Mr. Tulkinghorn with a nod goes on his way. He comes to the dark door on the second floor. He knocks, receives no answer, opens it, and accidentally extinguishes his candle in doing so.

The air of the room is almost bad enough to have extinguished it if he had not. It is a small room, nearly black with soot, and grease, and dirt. In the rusty skeleton of a grate, pinched at the middle as if poverty had gripped it, a red coke fire burns low. In the corner by the chimney stand a deal table and a broken desk, a wilderness marked with a rain of ink. In another corner a ragged old portmanteau on one of the two chairs serves for cabinet or wardrobe; no larger one is needed, for it collapses like the cheeks of a starved man. The floor is bare, except that one old mat, trodden to shreds of rope-yarn, lies perishing upon the hearth. No curtain veils the darkness of the night, but the discoloured shutters are drawn together, and through the two gaunt holes pierced in them, famine might be staring in--the banshee of the man upon the bed.

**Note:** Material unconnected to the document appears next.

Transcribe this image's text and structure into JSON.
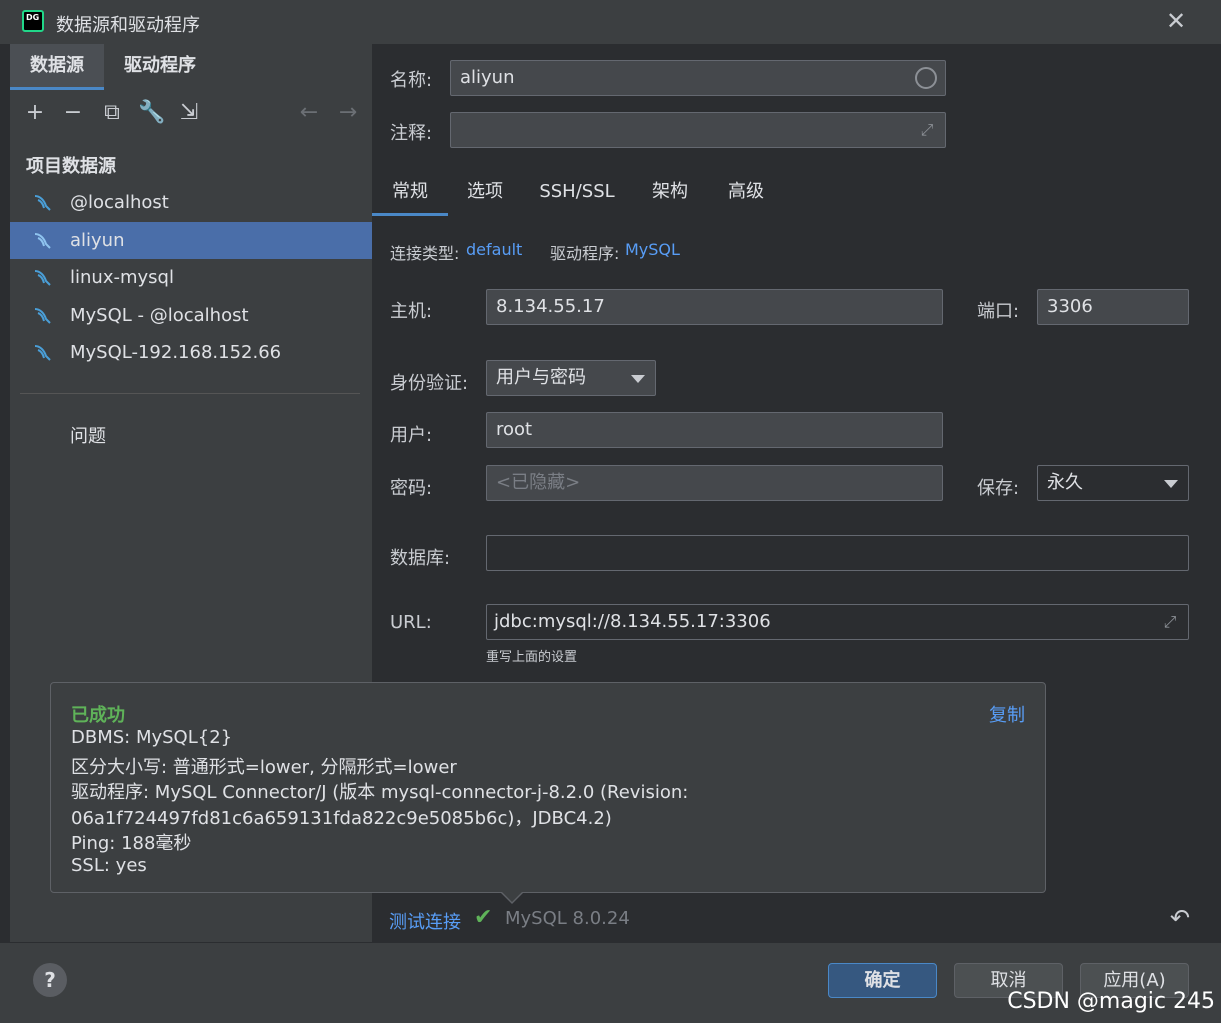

For, on a low bed opposite the fire, a confusion of dirty patchwork, lean-ribbed ticking, and coarse sacking, the lawyer, hesitating just within the doorway, sees a man. He lies there, dressed in shirt and trousers, with bare feet. He has a yellow look in the spectral darkness of a candle that has guttered down until the whole length of its wick (still burning) has doubled over and left a tower of winding-sheet above it. His hair is ragged, mingling with his whiskers and his beard--the latter, ragged too, and grown, like the scum and mist around him, in neglect. Foul and filthy as the room is, foul and filthy as the air is, it is not easy to perceive what fumes those are which most oppress the senses in it; but through the general sickliness and faintness, and the odour of stale tobacco, there comes into the lawyer's mouth the bitter, vapid taste of opium.